The government this week released one of the most important discussion papers about the arts and culture in years, and almost no one in the arts sector noticed.

It might be because the arts and cultural industries have stopped engaging with the government’s tortuous process of developing a National Cultural Policy. After all, Peter Garrett announced the government would develop a cultural policy in 2009, and current Arts Minister Simon Crean is now promising to deliver one in 2012, a mere three years later.

Perhaps people are confused. You can hardly blame them, given the content-less gobbledygook served up by Crean’s office in its latest national cultural policy discussion paper.

Or perhaps people have simply stopped listening. When the Office of the Arts released its Strategic Digital Industry Plan in August, almost nobody noticed. Believe it or not, this plan was actually one of Garrett’s 2007 election promises, but the final document, entitled Creative Industries, a Strategy for 21st Century Australia, is neither a plan nor a strategy. It contains no recommendations and no funding or regulatory announcements. Instead it simply collects together a grab-bag of current programs and initiatives, many of them only vaguely related to each other, as though listing them all in the same document somehow suggests a way forward.

In arts and cultural policy, it is ever thus. While the Arts Office issues a series of glossy brochures, the big decisions about the big industries and the important policy questions are made elsewhere in the government. And right now, some big questions are being asked by the Convergence Review.

This week, the Convergence Review released  an entire series of discussion papers that pose major questions about the future shape of Australian cultural policy. The discussion paper about “Australian and Local Content“ ranges all over the cultural policy landscape, examining everything from media ownership and the decline of local journalism to Screen Australia’s funding levels and the performance of the Producer Offset.

For those who read closely, there are plenty of potentially exciting proposals hinted at. For instance, the discussion paper asks: “Whether there are forms of content that should receive access to an indirect incentive from government but currently are ineligible, such as interactive entertainment.” Translation: should the gaming industry also get tax rebates? Even the long-neglected community broadcasters get a mention. The discussion paper pointedly asks: “What should be the role of community broadcasters in producing and delivering local content?”

Other issues canvassed by the various discussion papers include doing away with much of the current system of local content regulations, the possibility of introducing a fourth commercial TV network (this columnist says “Yes! Do it!”) and introducing a public interest test for media mergers in order to protect what little diversity the Australian media still retains.

In summary, these papers represent a wide-reaching and incisive arm’s-length analysis of much of Australia’s current cultural policy settings. The contrast between them and the guff coming out of the Arts Office is telling. On current indications, the Convergence Review risks making the National Cultural Policy process irrelevant.

If that’s the case, then Australia’s established arts sector will largely have itself to blame.

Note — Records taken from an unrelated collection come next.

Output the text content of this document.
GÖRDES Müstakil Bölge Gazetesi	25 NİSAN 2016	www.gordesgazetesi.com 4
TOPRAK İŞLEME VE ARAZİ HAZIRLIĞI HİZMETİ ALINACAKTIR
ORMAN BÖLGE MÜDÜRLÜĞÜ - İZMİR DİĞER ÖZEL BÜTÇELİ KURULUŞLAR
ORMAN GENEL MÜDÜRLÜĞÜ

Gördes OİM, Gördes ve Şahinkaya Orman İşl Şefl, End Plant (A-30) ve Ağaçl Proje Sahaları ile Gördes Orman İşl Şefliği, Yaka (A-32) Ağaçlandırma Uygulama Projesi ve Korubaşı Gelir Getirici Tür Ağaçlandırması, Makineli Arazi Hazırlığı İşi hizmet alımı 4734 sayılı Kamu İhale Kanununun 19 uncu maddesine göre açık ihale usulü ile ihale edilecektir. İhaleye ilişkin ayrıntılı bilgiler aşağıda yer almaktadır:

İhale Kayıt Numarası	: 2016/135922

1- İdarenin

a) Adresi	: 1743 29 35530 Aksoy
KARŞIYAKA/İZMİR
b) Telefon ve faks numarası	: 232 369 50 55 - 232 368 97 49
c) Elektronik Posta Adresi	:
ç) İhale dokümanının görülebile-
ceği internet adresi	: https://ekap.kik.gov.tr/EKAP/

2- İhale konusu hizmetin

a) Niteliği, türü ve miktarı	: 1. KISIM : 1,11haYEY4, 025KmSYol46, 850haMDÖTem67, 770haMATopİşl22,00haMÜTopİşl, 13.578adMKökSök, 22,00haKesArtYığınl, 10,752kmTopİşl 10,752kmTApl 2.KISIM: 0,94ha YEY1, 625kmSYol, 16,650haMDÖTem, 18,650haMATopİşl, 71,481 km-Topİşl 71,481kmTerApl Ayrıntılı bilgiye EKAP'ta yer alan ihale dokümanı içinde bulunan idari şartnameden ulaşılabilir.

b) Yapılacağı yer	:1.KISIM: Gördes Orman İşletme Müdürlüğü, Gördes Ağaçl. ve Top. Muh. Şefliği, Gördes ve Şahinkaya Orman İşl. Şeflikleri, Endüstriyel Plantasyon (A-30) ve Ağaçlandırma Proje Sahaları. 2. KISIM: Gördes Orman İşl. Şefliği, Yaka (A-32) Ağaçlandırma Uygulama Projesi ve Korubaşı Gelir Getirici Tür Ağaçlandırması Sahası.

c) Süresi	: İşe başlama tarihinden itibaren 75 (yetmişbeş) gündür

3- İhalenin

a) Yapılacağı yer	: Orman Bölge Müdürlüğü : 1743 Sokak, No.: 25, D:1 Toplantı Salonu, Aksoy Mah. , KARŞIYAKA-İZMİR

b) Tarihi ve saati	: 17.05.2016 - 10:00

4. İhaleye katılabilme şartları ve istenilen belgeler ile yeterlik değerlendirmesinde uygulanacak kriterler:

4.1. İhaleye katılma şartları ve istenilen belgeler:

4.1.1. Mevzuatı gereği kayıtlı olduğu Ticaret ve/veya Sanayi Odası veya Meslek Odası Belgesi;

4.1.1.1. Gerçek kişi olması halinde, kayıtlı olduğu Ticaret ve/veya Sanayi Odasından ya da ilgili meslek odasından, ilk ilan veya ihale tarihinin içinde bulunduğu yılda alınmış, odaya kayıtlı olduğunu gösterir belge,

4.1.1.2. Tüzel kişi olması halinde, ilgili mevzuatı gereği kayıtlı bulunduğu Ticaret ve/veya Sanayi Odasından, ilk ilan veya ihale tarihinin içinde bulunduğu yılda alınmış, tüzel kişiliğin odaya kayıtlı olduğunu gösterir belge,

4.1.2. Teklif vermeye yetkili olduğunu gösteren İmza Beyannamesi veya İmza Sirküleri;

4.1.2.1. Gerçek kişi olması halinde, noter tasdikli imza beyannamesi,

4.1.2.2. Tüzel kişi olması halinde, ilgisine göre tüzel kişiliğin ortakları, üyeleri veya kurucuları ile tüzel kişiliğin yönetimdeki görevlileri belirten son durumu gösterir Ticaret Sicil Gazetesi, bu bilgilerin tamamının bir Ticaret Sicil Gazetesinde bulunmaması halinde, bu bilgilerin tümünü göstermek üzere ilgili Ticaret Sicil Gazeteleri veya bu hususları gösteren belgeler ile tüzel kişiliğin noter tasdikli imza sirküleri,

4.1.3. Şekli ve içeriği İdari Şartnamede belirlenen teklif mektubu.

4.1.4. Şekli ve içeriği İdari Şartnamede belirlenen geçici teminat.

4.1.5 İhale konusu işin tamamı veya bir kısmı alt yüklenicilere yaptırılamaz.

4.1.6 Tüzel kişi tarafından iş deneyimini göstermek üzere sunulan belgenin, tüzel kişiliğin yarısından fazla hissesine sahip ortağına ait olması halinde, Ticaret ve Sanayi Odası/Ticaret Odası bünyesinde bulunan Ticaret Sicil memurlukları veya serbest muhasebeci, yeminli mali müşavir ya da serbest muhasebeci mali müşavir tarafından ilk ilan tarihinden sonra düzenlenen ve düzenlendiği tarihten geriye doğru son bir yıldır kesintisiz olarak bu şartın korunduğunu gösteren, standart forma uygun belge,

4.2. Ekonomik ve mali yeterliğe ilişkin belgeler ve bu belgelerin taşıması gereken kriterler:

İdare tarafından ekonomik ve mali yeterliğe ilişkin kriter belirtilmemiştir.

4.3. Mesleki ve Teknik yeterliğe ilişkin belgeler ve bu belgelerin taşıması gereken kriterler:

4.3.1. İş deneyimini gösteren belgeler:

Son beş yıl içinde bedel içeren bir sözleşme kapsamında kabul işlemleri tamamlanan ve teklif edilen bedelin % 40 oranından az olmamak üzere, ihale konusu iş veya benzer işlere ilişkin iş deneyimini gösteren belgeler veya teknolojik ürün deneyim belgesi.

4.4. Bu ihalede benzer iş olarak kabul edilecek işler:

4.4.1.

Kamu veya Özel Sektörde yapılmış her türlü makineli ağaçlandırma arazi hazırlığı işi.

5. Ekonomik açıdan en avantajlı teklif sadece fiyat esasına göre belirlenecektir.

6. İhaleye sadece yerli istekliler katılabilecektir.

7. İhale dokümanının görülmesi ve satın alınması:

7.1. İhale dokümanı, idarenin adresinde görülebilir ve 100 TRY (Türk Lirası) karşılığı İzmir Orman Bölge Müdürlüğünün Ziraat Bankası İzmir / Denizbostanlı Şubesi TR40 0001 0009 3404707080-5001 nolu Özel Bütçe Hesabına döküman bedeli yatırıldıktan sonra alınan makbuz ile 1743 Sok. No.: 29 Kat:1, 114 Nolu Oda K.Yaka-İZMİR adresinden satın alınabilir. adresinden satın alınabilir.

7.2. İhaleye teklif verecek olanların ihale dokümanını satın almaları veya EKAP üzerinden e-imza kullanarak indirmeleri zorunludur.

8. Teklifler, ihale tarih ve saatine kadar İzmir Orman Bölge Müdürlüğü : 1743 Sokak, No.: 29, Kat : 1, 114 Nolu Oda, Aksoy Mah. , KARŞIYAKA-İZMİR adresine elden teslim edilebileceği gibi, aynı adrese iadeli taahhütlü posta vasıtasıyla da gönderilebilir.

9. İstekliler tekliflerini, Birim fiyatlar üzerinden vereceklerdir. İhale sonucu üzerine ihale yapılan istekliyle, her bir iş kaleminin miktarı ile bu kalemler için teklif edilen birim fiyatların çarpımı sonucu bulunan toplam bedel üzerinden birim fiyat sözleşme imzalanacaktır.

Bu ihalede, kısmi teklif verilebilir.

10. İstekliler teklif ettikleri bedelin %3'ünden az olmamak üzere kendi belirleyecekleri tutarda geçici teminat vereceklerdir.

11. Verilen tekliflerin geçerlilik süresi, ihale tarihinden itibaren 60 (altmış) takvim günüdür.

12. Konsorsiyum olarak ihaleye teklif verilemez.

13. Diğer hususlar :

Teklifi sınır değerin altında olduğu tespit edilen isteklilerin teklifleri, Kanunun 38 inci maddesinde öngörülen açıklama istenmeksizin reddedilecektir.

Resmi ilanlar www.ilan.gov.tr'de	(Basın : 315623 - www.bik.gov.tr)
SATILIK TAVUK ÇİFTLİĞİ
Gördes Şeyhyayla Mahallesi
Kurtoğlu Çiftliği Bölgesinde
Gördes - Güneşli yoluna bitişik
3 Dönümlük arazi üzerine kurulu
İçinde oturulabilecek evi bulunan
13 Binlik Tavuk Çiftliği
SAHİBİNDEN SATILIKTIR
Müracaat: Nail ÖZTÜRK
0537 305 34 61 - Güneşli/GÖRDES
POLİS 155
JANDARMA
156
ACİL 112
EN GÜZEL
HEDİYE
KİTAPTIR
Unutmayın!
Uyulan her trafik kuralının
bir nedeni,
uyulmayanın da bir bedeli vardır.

For a long time, the Australia Council and many other parts of our local arts sector have turned their backs on new media and digital culture — indeed, most forms of popular culture — instead pulling up the drawbridge to try and keep the barbarians at bay.

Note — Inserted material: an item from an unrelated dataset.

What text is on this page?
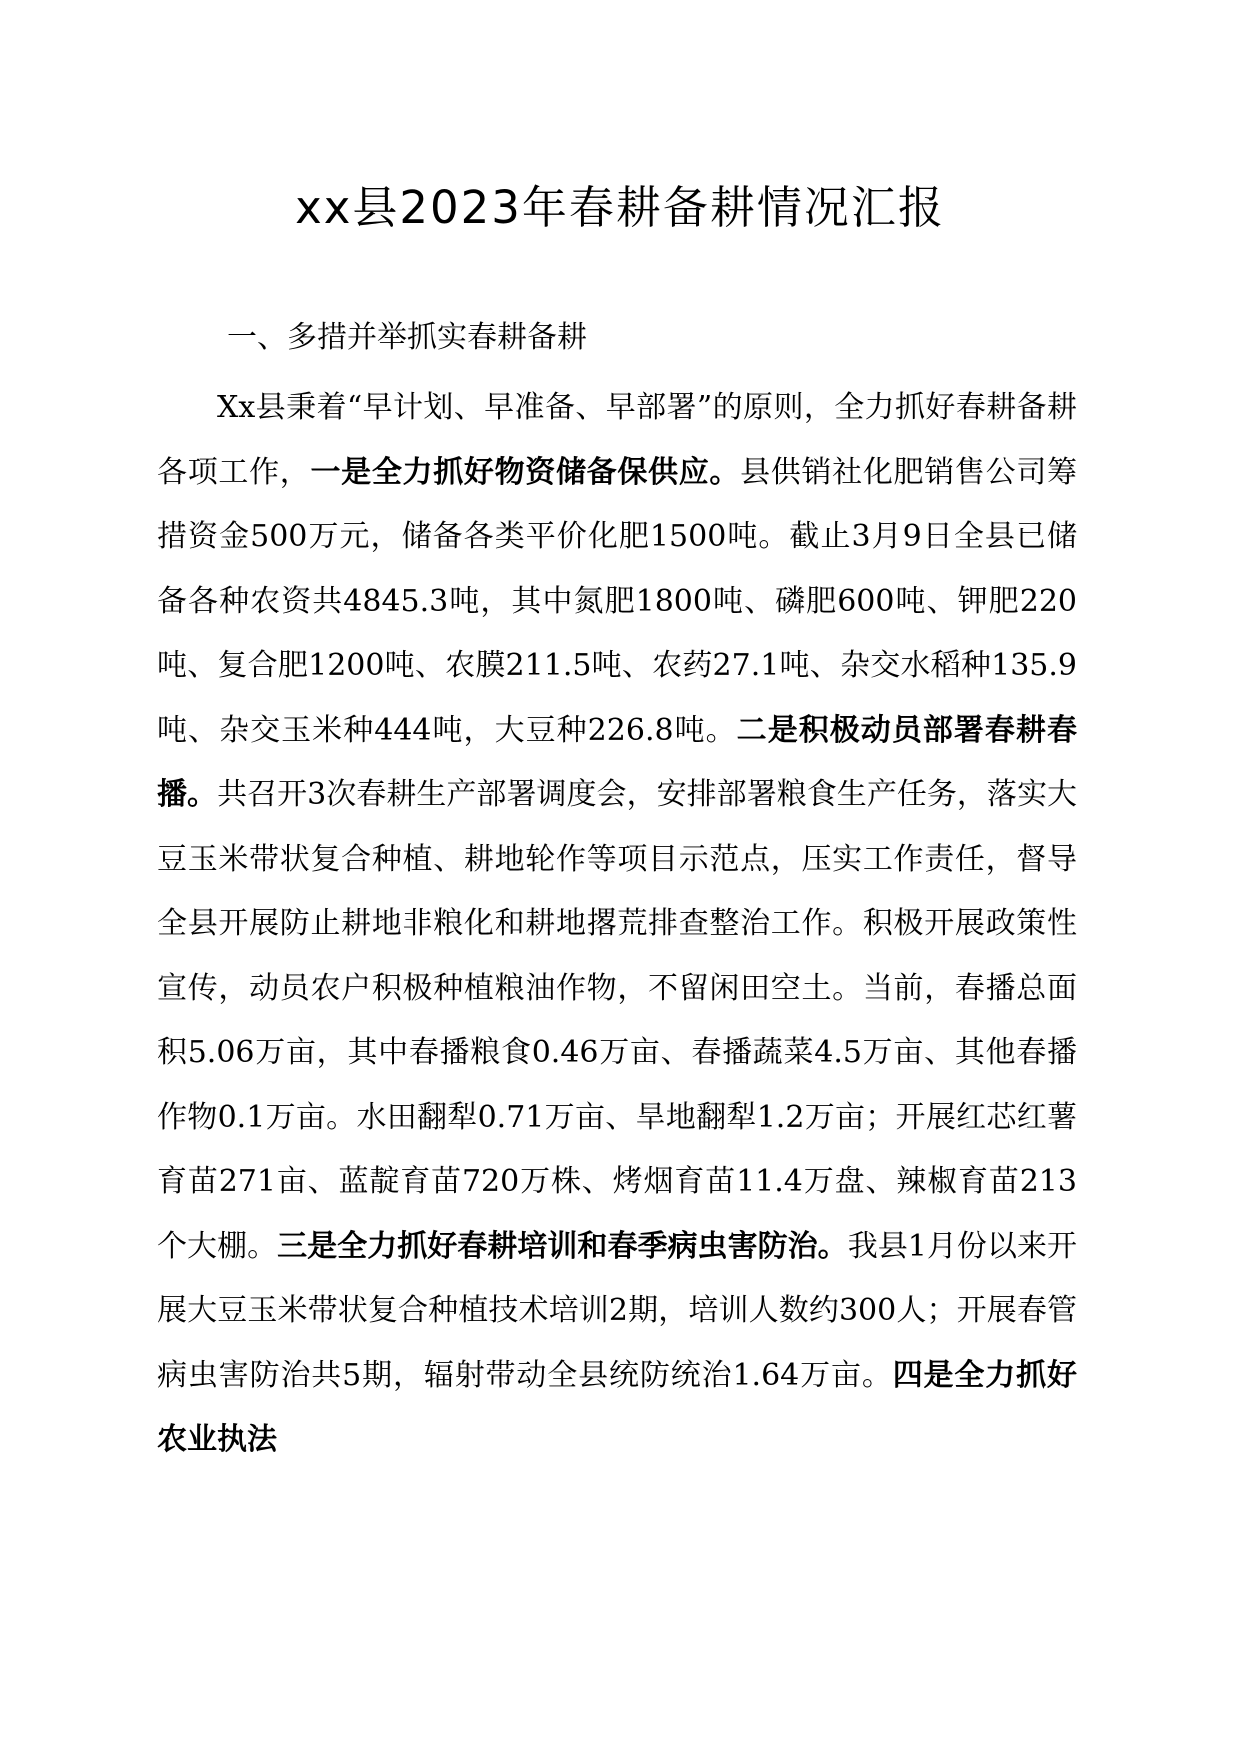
xx县2023年春耕备耕情况汇报
一、多措并举抓实春耕备耕

Xx县秉着“早计划、早准备、早部署”的原则，全力抓好春耕备耕各项工作，一是全力抓好物资储备保供应。县供销社化肥销售公司筹措资金500万元，储备各类平价化肥1500吨。截止3月9日全县已储备各种农资共4845.3吨，其中氮肥1800吨、磷肥600吨、钾肥220吨、复合肥1200吨、农膜211.5吨、农药27.1吨、杂交水稻种135.9吨、杂交玉米种444吨，大豆种226.8吨。二是积极动员部署春耕春播。共召开3次春耕生产部署调度会，安排部署粮食生产任务，落实大豆玉米带状复合种植、耕地轮作等项目示范点，压实工作责任，督导全县开展防止耕地非粮化和耕地撂荒排查整治工作。积极开展政策性宣传，动员农户积极种植粮油作物，不留闲田空土。当前，春播总面积5.06万亩，其中春播粮食0.46万亩、春播蔬菜4.5万亩、其他春播作物0.1万亩。水田翻犁0.71万亩、旱地翻犁1.2万亩；开展红芯红薯育苗271亩、蓝靛育苗720万株、烤烟育苗11.4万盘、辣椒育苗213个大棚。三是全力抓好春耕培训和春季病虫害防治。我县1月份以来开展大豆玉米带状复合种植技术培训2期，培训人数约300人；开展春管病虫害防治共5期，辐射带动全县统防统治1.64万亩。四是全力抓好农业执法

But digital convergence means that approach is becoming untenable. We seem to be nearing a moment of truth for government policy in regards to the arts and culture. All of a sudden, Australia’s cultural policy settings are up for grabs. Perhaps most interestingly, the legitimacy of the Australia Council as a key policy-making body has begun to be questioned (and not just by Crikey).

Just yesterday, for instance, respected and influential Adelaide Festival director Paul Grabowksy delivered a speech to the South Australian Press Club in which he attacked the current programing of of the symphony orchestras and bluntly stated that the Australia Council has failed artists.

“Something is wrong, there’s a lack of mettle,” Grabowsky said, according to The Australian’s Rebecca Puddy. “It could also be a defensive posture taken by the entire culture, trying to protect itself in a more competitive, less cosseted financial environment in which they need to be seen balancing their books and forcing them into the grotesque kind of organisations in which they have to be backing bands for rock’n’roll stars.”

Grabowsky is here describing the common practice of the state orchestras to play concerts with acts such as Deep Purple or Roberta Flack. He’s also right to point to the defensive posture that the Australia Council and many of the organisations it funds seem to have adopted in recent times.

The contemporary music industry has also started to organise itself to lobby against the current distribution of music funding, overwhelmingly weighted towards orchestras and classical music.

Culture is changing. So, finally, is the atmosphere of cultural policy.